I’m sure people with more expertise than myself will chime in, but since you have ample extant columns with the desired profile, you should be able to make a template (cardboard or thin plywood) of the profile and have a new one turned by any competent woodturner. And you’ve already been reproducing the carved capitols, so all told, shouldn’t be too bad.
The west facade columns all restored & no doubt the south as well!!! Very exciting!! I have no doubt the poor tall, devastated & deteriorated column will be recreated!!!

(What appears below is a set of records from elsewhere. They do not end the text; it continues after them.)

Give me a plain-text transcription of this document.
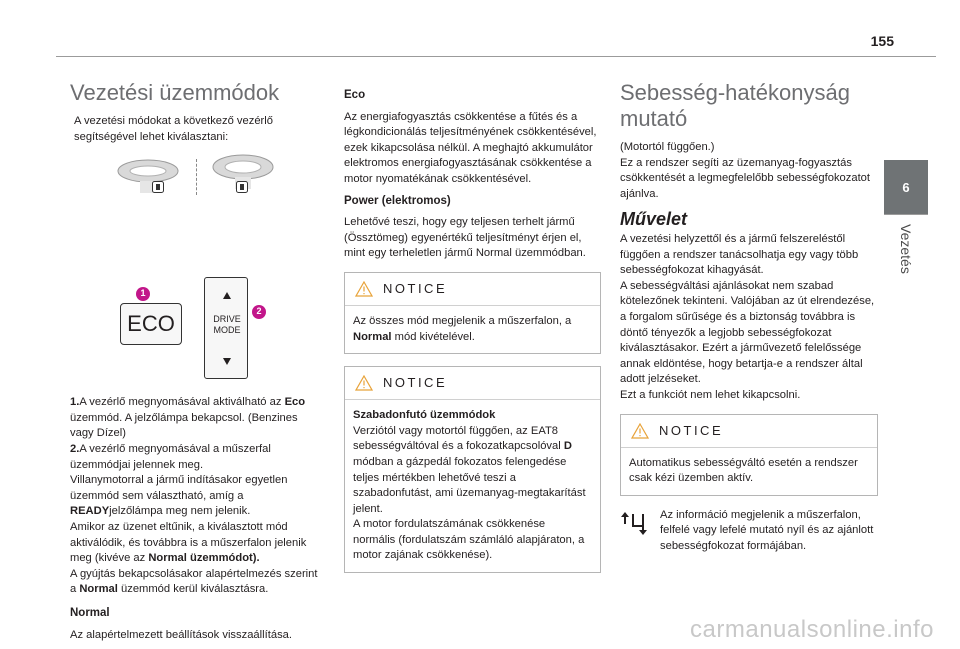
155
6
Vezetés
Vezetési üzemmódok

A vezetési módokat a következő vezérlő segítségével lehet kiválasztani:

1
ECO	DRIVE
MODE
2

1.A vezérlő megnyomásával aktiválható az Eco üzemmód. A jelzőlámpa bekapcsol. (Benzines vagy Dízel)
2.A vezérlő megnyomásával a műszerfal üzemmódjai jelennek meg.
Villanymotorral a jármű indításakor egyetlen üzemmód sem választható, amíg a READYjelzőlámpa meg nem jelenik.
Amikor az üzenet eltűnik, a kiválasztott mód aktiválódik, és továbbra is a műszerfalon jelenik meg (kivéve az Normal üzemmódot).
A gyújtás bekapcsolásakor alapértelmezés szerint a Normal üzemmód kerül kiválasztásra.

Normal

Az alapértelmezett beállítások visszaállítása.

Eco

Az energiafogyasztás csökkentése a fűtés és a légkondicionálás teljesítményének csökkentésével, ezek kikapcsolása nélkül. A meghajtó akkumulátor elektromos energiafogyasztásának csökkentése a motor nyomatékának csökkentésével.

Power (elektromos)

Lehetővé teszi, hogy egy teljesen terhelt jármű (Össztömeg) egyenértékű teljesítményt érjen el, mint egy terheletlen jármű Normal üzemmódban.

NOTICE
Az összes mód megjelenik a műszerfalon, a Normal mód kivételével.
NOTICE
Szabadonfutó üzemmódok
Verziótól vagy motortól függően, az EAT8 sebességváltóval és a fokozatkapcsolóval D módban a gázpedál fokozatos felengedése teljes mértékben lehetővé teszi a szabadonfutást, ami üzemanyag-megtakarítást jelent.
A motor fordulatszámának csökkenése normális (fordulatszám számláló alapjáraton, a motor zajának csökkenése).
Sebesség-hatékonyság mutató

(Motortól függően.)
Ez a rendszer segíti az üzemanyag-fogyasztás csökkentését a legmegfelelőbb sebességfokozatot ajánlva.

Művelet

A vezetési helyzettől és a jármű felszereléstől függően a rendszer tanácsolhatja egy vagy több sebességfokozat kihagyását.
A sebességváltási ajánlásokat nem szabad kötelezőnek tekinteni. Valójában az út elrendezése, a forgalom sűrűsége és a biztonság továbbra is döntő tényezők a legjobb sebességfokozat kiválasztásakor. Ezért a járművezető felelőssége annak eldöntése, hogy betartja-e a rendszer által adott jelzéseket.
Ezt a funkciót nem lehet kikapcsolni.

NOTICE
Automatikus sebességváltó esetén a rendszer csak kézi üzemben aktív.

Az információ megjelenik a műszerfalon, felfelé vagy lefelé mutató nyíl és az ajánlott sebességfokozat formájában.

carmanualsonline.info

Oh & love that porte-cochere! The beautiful designs of the trim as on the north facade!
Hi Ross,
My lathe has enough extensions that it can turn pieces up to ten feet long. I would make your column in two pieces. The first piece would be the unturned lower portion. The second would be the turned portion. As I see it, how to align the two pieces correctly is not the trick. There should be a wide hole bored in the end of one piece with a matching turned end that would fit right in. The trick is that the hole should be in the upper portion with the bottom square portion having the pin turned on it. The reason is that if there is ever water running down the column again, there would never be a way for water to migrate up into the hole. If the hole was bored in the bottom piece, any water running down the column might somehow seep into the hole causing rot. So to do it right, although the lower portion would appear to be unturned, it would actually have the connecting pin going up inside the upper portion.
What is the largest diameter of the turning? It is likely to be the same or slightly smaller than the thickness of the bottom piece.
I also noticed that the very bottom of the column, where it sat on something, has a sort of wedge shape extending down below whatever it sits on.